In 2004, at age 32, I had gastric bypass surgery. A year and a half later I was 113 pounds lighter and seeing the world around me in a whole new light.  It was as if a door opened up into a place so much better and brighter than the one I had been trapped in when I was overweight. Clerks in shops seemed friendlier and more eager to help me. People on the street seemed more inclined to smile at me and make eye contact. Everywhere I went, it was like people had morphed overnight from cold, guarded, generally leery and distrustful to receptive, neighborly, and ready to welcome me into the mainstream with open arms. Remember the R.E.M. song, "Shiny Happy People" ? It was kind of like that. Liberating, uplifting, and just a teensy bit creepy.

Within 2 years, the weight had returned thanks to a combination of meds, a severe depression, and slipping back into bad eating habits. I'm currently about 90 - 100 pounds overweight and struggling to lose it all again. The main difference between now and before the surgery is that I'm much quicker to notice slights, prejudices, and thinly veiled discrimination. Once again I am treated like a blight on a society where "thin is in". By having seen what it's like, having experienced first hand the preferential treatment afforded to the height-weight proportionate, I am now quicker to recognize when I'm being treated like a second-class citizen.

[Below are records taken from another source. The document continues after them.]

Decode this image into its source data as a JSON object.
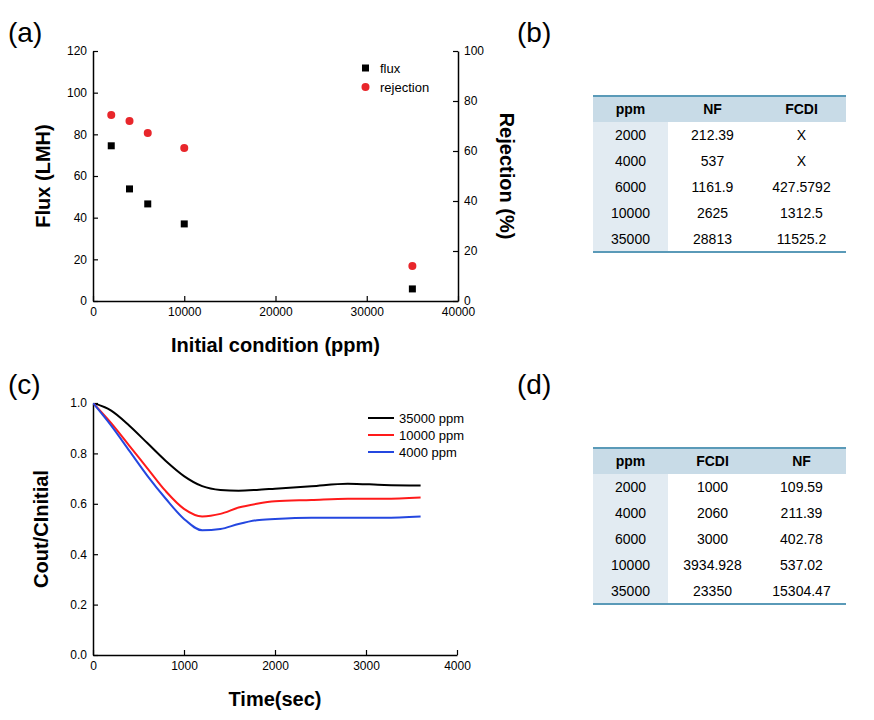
{
  "chart_data": [
    {
      "type": "scatter",
      "title": "(a)",
      "xlabel": "Initial condition (ppm)",
      "ylabel": "Flux (LMH)",
      "y2label": "Rejection (%)",
      "x": [
        2000,
        4000,
        6000,
        10000,
        35000
      ],
      "series": [
        {
          "name": "flux",
          "color": "#000000",
          "marker": "square",
          "values": [
            74.5,
            53.8,
            46.6,
            37,
            5.8
          ]
        },
        {
          "name": "rejection",
          "color": "#e8262b",
          "marker": "circle",
          "axis": "y2",
          "values": [
            74.4,
            72,
            67.2,
            61.2,
            14
          ]
        }
      ],
      "xlim": [
        0,
        40000
      ],
      "xticks": [
        0,
        10000,
        20000,
        30000,
        40000
      ],
      "ylim": [
        0,
        120
      ],
      "yticks": [
        0,
        20,
        40,
        60,
        80,
        100,
        120
      ],
      "y2lim": [
        0,
        100
      ],
      "y2ticks": [
        0,
        20,
        40,
        60,
        80,
        100
      ],
      "legend": "upper right"
    },
    {
      "type": "table",
      "title": "(b)",
      "columns": [
        "ppm",
        "NF",
        "FCDI"
      ],
      "rows": [
        [
          2000,
          212.39,
          "X"
        ],
        [
          4000,
          537,
          "X"
        ],
        [
          6000,
          1161.9,
          427.5792
        ],
        [
          10000,
          2625,
          1312.5
        ],
        [
          35000,
          28813,
          11525.2
        ]
      ]
    },
    {
      "type": "line",
      "title": "(c)",
      "xlabel": "Time(sec)",
      "ylabel": "Cout/CInitial",
      "x": [
        0,
        200,
        400,
        600,
        800,
        1000,
        1200,
        1400,
        1600,
        1800,
        2000,
        2400,
        2800,
        3200,
        3600
      ],
      "series": [
        {
          "name": "35000 ppm",
          "color": "#000000",
          "values": [
            1.0,
            0.97,
            0.91,
            0.84,
            0.77,
            0.71,
            0.67,
            0.655,
            0.652,
            0.655,
            0.66,
            0.67,
            0.68,
            0.675,
            0.673
          ]
        },
        {
          "name": "10000 ppm",
          "color": "#ff1a1a",
          "values": [
            1.0,
            0.92,
            0.83,
            0.74,
            0.65,
            0.58,
            0.55,
            0.56,
            0.585,
            0.6,
            0.61,
            0.615,
            0.62,
            0.62,
            0.625
          ]
        },
        {
          "name": "4000 ppm",
          "color": "#2447e0",
          "values": [
            1.0,
            0.91,
            0.81,
            0.71,
            0.62,
            0.54,
            0.495,
            0.5,
            0.52,
            0.535,
            0.54,
            0.545,
            0.545,
            0.545,
            0.55
          ]
        }
      ],
      "xlim": [
        0,
        4000
      ],
      "xticks": [
        0,
        1000,
        2000,
        3000,
        4000
      ],
      "ylim": [
        0,
        1.0
      ],
      "yticks": [
        {
          "value": 0,
          "label": "0.0"
        },
        0.2,
        0.4,
        0.6,
        0.8,
        {
          "value": 1.0,
          "label": "1.0"
        }
      ],
      "legend": "upper right"
    },
    {
      "type": "table",
      "title": "(d)",
      "columns": [
        "ppm",
        "FCDI",
        "NF"
      ],
      "rows": [
        [
          2000,
          1000,
          109.59
        ],
        [
          4000,
          2060,
          211.39
        ],
        [
          6000,
          3000,
          402.78
        ],
        [
          10000,
          3934.928,
          537.02
        ],
        [
          35000,
          23350,
          15304.47
        ]
      ]
    }
  ]
}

I'll be completely honest. I seriously liked the how it felt to be part of  the average-sized world and not only for the way I was being treated, but for the way I felt, physically and mentally.  I admit that I couldn't help but get caught up in all the hoopla about being thin. Still, in the back of my mind I knew something was not right. I felt a little guilty enjoying the perks not available to me when I was heavy. I knew it stemmed from a foundation built solely on my physical appearance. I was the same person on the inside, just in a smaller package.  Only the wrapping had changed. I knew overweight people were still being treated like pariah all around me and it triggered my "champion of the underdog" mode. Though I'm currently trying to lose the weight again (for health reasons), I know that once I'm successful I will continue to be a defender of the overweight. No one should have to feel like they are second-best to someone else simply because of their size. Judge me and others like me by our character and our actions, not by the numbers on the scale and not because we are outside of what our society considers beautiful.